Look. For years as a student I had some form of health insurance. Except that I never went to the dentist or accessed the insurance in any way. Why? Because I don’t understand how these things work and honestly didn’t (still don’t) have the capacity to figure it out.

Of course, this particular issue (like many) is more complex than it being just about autism and mental illness. It is a common narrative for new immigrants and their children to fall through the cracks of the system because we don’t know how to navigate it.

I had no one to show me how to apply to university. This was relatively easy. My mom kept saying, “apply for scholarships!” except that I didn’t know how. I didn’t even know who to ask to find out how1. This goes on with finding a family doctor, accessing my student insurance, and accessing other social benefits that I might’ve qualified for.

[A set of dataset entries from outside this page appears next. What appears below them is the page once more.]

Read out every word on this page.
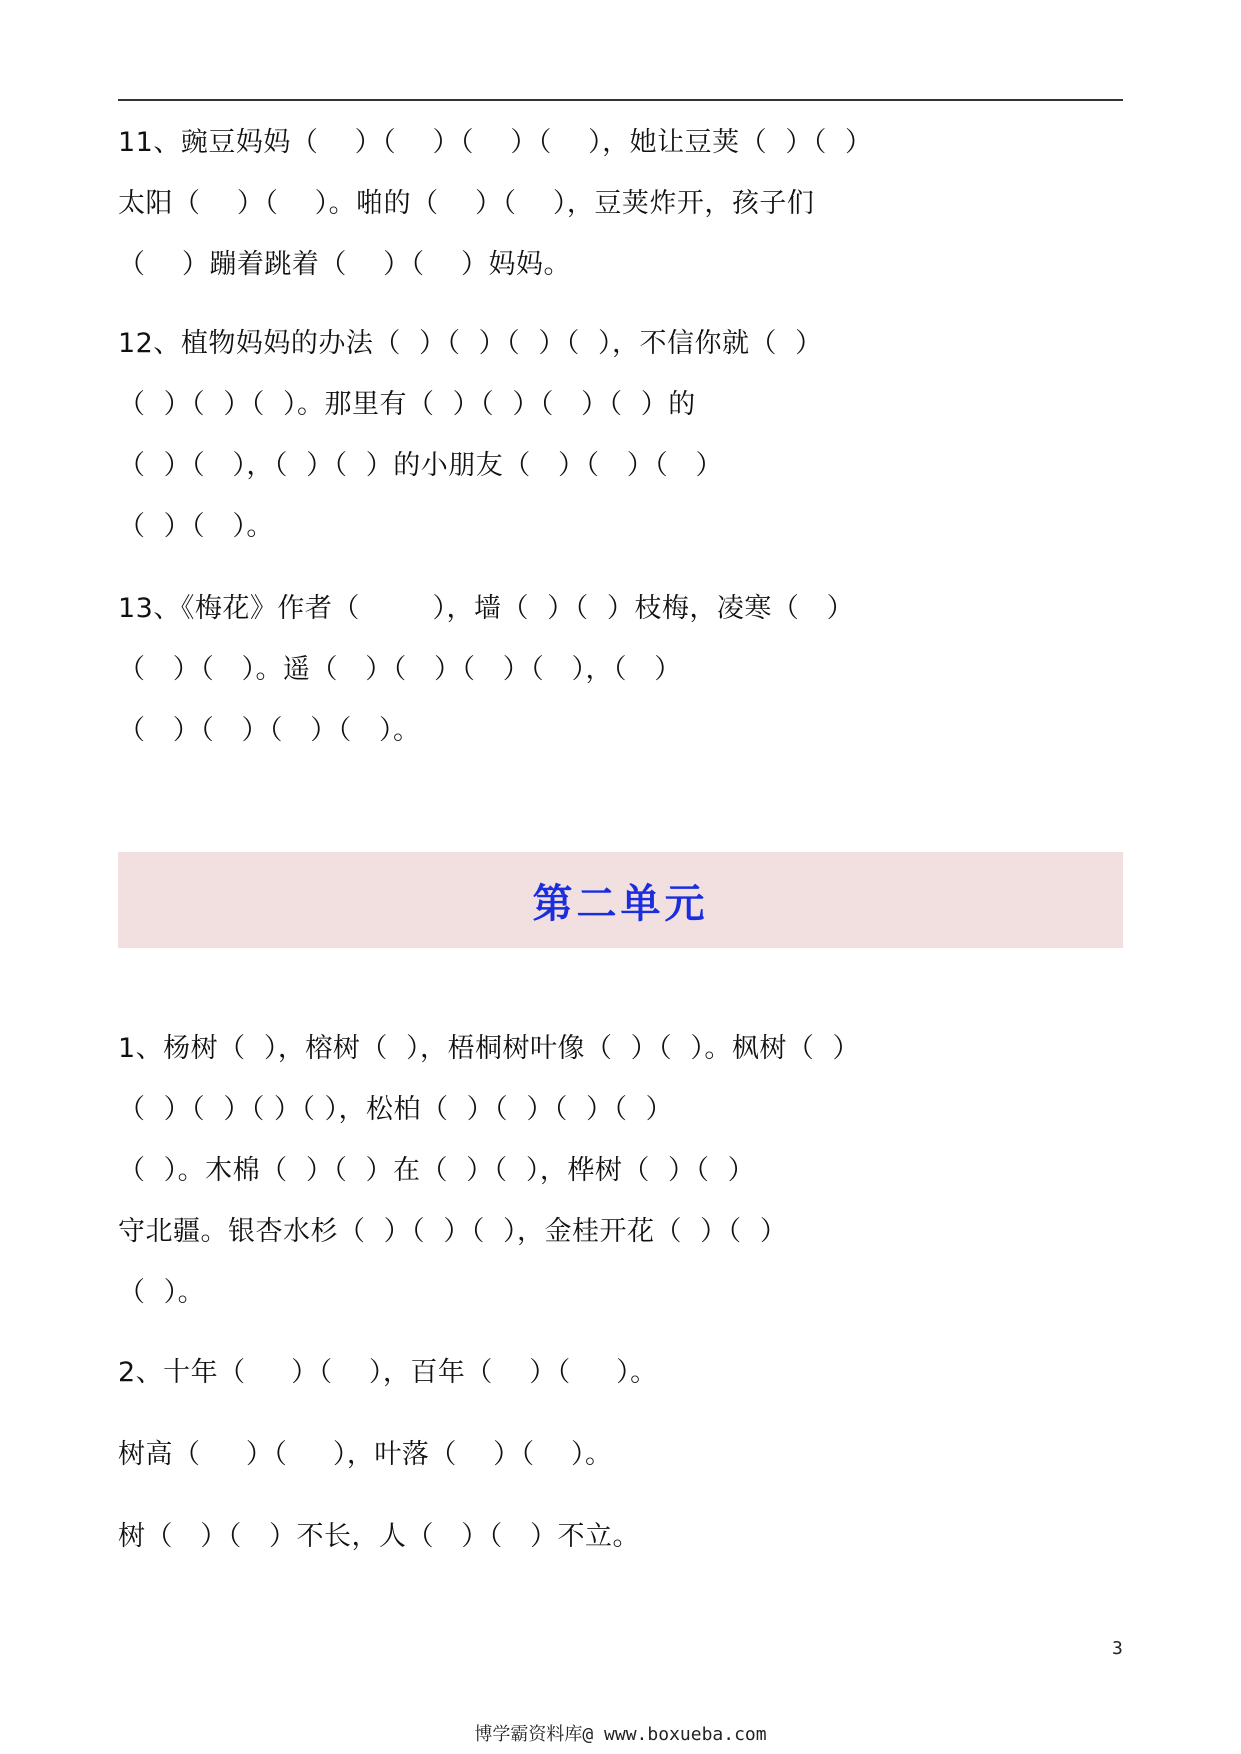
11、豌豆妈妈（    ）（    ）（    ）（    ），她让豆荚（  ）（  ）
太阳（    ）（    ）。啪的（    ）（    ），豆荚炸开，孩子们
（    ）蹦着跳着（    ）（    ）妈妈。
12、植物妈妈的办法（  ）（  ）（  ）（  ），不信你就（  ）
（  ）（  ）（  ）。那里有（  ）（  ）（   ）（  ）的
（  ）（   ），（  ）（  ）的小朋友（   ）（   ）（   ）
（  ）（   ）。
13、《梅花》作者（        ），墙（  ）（  ）枝梅，凌寒（   ）
（   ）（   ）。遥（   ）（   ）（   ）（   ），（   ）
（   ）（   ）（   ）（   ）。
第二单元
1、杨树（  ），榕树（  ），梧桐树叶像（  ）（  ）。枫树（  ）
（  ）（  ）（ ）（ ），松柏（  ）（  ）（  ）（  ）
（  ）。木棉（  ）（  ）在（  ）（  ），桦树（  ）（  ）
守北疆。银杏水杉（  ）（  ）（  ），金桂开花（  ）（  ）
（  ）。
2、十年（     ）（    ），百年（    ）（     ）。
树高（     ）（     ），叶落（    ）（    ）。
树（   ）（   ）不长，人（   ）（   ）不立。
3
博学霸资料库@ www.boxueba.com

So why can’t I use x program? Or why haven’t I had accommodations in the past?

Because this shit is so fucking inaccessible. And, like, there doesn’t seem to be a way to go “can u make this more accessible?”. I need accommodations in order to seek accommodations. But given how bureaucracy works this ends up in an infinite recursion. Soon I’ll need accommodations for the accommodations necessary for seeking accommodations. And so on.

I’m not the first to remark on any of this or to complain. But like. This shit always needs to be highlighted because it is the height of ridiculous that the kind of people who need to access these services are exactly the sort of people who have the most trouble accessing them.

  1. This was in the pre-google days when searching for stuff on the internet was not an efficient or even good way to find critically important information (nor did the internet have the volume of information that it currently has).